Suddenly there we are in the twilight zone, "time - The fourth dimension - evolution ..." The audience fidgets wondering how long this is going to last.
I mean, why not? He had his captive audience, it was his talk, why not just launch into, "Hey check out this tune," or, "Here's some photos of me and the dog from our family vacation a few summers ago." It made me realize how constrained many of the forum that we frequent really are.
We are not so constrained here. Caveat Emptor.
Dynamic Programming - An intro
Dynamic programming is a name attached to a combination of two techniques (not algorithms) that help convert some minimization problems from a potentially exponential run time into a polynomial time, and possibly even into a linear time.
These tricks only work on a certain class of problems (problems where the minimum of some global big thing is obtained from a simple combination of minimums for a few small things thus a divide and conquer can work) but it is a large and useful class so the tricks are worth learning.
One classical minimization problem that dynamic programming solves is approximate string matching.
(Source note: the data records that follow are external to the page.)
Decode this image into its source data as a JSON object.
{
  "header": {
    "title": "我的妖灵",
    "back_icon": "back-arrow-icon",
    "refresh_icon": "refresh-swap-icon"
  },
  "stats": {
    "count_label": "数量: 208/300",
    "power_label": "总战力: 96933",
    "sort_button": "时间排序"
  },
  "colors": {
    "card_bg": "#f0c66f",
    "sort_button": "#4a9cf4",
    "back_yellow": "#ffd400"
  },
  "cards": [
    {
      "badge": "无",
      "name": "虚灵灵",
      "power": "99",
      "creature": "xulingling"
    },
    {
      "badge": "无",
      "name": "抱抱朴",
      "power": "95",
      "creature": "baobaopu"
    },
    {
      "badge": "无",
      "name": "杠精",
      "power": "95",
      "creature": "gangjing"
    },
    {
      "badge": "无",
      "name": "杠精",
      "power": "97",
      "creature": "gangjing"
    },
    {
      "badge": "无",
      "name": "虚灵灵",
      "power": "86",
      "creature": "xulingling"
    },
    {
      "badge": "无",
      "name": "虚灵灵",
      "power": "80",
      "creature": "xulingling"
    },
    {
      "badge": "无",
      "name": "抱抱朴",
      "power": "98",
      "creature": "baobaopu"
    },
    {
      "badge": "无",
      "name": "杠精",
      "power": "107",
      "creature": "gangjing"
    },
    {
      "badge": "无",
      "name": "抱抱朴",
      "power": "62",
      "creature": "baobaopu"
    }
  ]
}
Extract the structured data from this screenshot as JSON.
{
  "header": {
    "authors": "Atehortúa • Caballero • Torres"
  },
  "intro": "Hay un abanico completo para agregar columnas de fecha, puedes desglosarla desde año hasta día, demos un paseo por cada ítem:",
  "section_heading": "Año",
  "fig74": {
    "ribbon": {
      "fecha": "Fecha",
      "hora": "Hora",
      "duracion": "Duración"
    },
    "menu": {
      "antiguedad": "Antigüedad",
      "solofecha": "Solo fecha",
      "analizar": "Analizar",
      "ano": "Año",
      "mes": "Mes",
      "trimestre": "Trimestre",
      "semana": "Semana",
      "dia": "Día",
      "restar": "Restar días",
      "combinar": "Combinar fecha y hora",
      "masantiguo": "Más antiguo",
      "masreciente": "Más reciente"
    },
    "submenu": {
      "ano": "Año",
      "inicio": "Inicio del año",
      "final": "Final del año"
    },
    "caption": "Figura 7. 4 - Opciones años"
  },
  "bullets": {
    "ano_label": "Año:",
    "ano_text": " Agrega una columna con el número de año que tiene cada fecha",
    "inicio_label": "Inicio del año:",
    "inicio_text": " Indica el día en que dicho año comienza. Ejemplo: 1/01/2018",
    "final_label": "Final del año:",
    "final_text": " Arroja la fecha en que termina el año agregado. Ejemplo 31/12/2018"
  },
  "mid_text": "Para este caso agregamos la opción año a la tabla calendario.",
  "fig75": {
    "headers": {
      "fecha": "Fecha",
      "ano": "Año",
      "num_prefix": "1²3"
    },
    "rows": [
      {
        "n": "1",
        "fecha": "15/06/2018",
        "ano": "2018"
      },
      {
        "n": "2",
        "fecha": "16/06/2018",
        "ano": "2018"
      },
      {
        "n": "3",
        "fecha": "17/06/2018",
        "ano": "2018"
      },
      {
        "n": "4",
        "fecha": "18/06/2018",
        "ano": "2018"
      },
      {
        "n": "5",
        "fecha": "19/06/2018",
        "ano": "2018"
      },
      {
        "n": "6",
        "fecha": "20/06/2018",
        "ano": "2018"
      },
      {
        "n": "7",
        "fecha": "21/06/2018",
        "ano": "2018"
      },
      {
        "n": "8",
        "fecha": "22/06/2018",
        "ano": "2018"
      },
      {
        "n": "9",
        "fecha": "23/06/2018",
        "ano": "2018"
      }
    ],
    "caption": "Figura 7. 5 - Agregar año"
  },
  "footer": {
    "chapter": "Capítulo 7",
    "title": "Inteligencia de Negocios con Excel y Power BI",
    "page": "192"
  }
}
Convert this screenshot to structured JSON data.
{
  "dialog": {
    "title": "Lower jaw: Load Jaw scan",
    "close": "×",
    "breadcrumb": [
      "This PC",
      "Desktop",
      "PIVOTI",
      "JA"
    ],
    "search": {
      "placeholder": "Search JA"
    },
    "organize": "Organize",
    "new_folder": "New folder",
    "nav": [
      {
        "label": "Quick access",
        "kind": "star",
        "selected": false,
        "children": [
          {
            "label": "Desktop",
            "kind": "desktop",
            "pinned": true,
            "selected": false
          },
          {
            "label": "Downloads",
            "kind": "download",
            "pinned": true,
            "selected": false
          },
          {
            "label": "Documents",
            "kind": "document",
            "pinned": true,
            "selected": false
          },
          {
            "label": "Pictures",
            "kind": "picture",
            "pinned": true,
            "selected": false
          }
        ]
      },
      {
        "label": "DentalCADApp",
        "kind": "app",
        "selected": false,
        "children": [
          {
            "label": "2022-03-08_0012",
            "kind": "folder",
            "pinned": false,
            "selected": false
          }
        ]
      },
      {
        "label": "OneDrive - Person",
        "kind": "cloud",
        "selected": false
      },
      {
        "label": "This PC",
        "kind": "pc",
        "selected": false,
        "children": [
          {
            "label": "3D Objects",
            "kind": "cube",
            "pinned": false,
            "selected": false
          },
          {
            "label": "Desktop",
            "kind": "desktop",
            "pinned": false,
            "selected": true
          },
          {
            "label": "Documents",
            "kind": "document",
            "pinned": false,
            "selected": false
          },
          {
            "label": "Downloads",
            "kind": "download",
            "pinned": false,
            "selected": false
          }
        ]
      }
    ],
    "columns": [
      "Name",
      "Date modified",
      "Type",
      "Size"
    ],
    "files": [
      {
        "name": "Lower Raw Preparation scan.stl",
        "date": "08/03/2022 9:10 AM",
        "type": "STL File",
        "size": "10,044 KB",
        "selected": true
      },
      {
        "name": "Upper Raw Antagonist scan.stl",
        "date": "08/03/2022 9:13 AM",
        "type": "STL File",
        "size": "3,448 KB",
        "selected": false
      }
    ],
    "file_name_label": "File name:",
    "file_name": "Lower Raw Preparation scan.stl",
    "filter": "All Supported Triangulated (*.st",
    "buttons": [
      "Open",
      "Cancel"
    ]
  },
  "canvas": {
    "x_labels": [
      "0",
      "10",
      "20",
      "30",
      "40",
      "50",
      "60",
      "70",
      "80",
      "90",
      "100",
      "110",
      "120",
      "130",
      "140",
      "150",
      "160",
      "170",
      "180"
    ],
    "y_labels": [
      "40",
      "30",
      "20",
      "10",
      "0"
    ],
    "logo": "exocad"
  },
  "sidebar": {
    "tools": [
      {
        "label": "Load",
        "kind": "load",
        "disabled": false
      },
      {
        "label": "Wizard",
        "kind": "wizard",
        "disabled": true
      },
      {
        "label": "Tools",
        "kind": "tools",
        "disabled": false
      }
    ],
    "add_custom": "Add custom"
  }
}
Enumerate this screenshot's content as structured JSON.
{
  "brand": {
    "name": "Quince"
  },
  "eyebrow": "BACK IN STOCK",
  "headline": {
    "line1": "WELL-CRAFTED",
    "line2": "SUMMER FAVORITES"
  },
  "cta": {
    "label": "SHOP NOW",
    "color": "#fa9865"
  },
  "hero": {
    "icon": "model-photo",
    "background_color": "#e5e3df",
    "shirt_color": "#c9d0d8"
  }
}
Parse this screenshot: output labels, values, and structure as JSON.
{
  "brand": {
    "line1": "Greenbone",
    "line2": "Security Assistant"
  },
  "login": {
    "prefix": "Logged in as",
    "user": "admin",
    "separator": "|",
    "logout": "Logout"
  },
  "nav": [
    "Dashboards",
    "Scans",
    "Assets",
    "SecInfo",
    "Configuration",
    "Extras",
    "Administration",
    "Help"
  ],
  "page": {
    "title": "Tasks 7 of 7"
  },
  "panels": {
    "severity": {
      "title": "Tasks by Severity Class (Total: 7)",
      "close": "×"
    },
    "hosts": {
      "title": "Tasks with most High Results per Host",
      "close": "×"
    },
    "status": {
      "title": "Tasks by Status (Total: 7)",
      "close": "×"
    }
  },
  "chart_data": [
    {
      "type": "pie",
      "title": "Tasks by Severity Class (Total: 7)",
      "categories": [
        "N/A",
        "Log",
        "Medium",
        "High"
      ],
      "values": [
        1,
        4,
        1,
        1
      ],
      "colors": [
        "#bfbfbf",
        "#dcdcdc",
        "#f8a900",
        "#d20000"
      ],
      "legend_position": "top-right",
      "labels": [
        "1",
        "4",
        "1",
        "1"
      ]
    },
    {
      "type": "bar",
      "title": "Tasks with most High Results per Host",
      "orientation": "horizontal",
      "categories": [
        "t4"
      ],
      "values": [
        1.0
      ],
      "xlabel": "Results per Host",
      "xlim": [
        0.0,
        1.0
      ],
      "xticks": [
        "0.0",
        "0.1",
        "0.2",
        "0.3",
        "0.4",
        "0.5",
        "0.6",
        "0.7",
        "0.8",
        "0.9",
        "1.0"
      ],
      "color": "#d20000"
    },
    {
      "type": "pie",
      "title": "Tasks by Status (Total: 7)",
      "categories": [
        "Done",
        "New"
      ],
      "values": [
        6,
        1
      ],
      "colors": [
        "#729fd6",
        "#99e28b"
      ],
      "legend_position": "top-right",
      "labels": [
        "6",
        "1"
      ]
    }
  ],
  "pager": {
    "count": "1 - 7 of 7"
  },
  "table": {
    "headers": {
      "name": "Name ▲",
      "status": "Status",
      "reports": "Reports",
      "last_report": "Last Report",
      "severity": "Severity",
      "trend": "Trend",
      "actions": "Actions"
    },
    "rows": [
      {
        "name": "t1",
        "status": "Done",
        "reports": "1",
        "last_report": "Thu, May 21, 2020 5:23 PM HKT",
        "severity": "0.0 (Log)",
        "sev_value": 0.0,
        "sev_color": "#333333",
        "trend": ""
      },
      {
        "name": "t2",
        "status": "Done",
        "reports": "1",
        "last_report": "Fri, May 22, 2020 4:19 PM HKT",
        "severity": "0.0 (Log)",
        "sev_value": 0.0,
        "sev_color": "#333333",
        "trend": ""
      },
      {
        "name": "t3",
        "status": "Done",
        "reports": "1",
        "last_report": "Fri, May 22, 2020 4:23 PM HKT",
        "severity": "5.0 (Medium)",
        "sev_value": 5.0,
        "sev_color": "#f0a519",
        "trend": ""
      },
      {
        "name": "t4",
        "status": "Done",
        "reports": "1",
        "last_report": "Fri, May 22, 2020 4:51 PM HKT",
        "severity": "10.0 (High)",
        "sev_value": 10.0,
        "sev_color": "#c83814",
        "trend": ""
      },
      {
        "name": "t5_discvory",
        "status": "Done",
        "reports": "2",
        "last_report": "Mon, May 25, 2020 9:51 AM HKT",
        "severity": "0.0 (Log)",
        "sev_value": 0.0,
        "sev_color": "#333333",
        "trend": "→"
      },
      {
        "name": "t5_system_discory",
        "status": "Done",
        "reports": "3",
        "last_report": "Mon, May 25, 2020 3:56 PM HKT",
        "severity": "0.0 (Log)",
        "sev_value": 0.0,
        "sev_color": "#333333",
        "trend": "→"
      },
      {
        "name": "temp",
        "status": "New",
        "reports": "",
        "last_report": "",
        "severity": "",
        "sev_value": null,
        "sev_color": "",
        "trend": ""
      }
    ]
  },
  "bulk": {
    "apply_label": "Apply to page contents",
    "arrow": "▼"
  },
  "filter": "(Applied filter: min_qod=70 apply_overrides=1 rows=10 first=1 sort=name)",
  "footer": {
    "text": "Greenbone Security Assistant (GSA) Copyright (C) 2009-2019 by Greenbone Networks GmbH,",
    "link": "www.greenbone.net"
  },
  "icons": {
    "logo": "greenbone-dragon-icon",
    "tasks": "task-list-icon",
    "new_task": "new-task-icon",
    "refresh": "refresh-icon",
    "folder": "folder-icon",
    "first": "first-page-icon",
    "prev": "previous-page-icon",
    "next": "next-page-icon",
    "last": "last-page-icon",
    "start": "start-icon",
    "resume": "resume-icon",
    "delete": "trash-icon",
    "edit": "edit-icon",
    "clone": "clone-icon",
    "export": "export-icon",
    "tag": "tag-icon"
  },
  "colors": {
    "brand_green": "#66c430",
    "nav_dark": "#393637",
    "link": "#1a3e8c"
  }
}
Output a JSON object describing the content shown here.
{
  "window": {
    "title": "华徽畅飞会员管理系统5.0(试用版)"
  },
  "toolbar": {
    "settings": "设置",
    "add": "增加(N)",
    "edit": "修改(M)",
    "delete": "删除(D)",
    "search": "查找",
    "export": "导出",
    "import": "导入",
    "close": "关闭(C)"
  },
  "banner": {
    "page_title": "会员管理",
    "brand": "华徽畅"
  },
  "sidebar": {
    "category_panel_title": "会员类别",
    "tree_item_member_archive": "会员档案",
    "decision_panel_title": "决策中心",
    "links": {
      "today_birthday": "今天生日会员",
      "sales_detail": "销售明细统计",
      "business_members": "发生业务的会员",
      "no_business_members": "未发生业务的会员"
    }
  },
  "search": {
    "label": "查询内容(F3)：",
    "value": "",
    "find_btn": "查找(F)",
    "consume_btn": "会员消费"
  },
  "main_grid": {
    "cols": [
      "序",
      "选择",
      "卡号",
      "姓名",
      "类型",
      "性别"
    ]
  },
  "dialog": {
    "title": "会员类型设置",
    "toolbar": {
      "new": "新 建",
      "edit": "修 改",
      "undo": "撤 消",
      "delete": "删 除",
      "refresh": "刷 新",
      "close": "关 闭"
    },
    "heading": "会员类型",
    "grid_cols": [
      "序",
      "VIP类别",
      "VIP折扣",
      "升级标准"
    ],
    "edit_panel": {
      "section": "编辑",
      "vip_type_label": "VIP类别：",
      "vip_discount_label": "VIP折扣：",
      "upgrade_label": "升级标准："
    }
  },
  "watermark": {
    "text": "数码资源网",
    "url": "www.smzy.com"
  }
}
In this problem, you assign a cost function (penalty)for every letter mismatch that occurs, another cost function for every letter that occurred in the search string but not in the text and yet another cost function for every letter that occurred in the text but did not have a matching letter in the search string. What you are trying to do is find the alignment that minimized the total penalty that you incur. At first glance, this problem is combinatorially hard, since you can line up nearly any letter with nearly any other letter, stretching the search string over any number of letters in the text string, or skipping letters in the search string. However as we will see later, it can actually be done in a manner that is not much more computationally inefficient than standard exact string matching.
One last word on approximate string matching before we go on. The string-matching problem is particularly important not only for its use in dealing with actual matching of text, but because many recognition problems such as speech or handwriting can be cast as approximate string matching problems. The problem of aligning a human played midi file with a score and the search through a tune database looking for a not entirely correctly remembered melody are other examples.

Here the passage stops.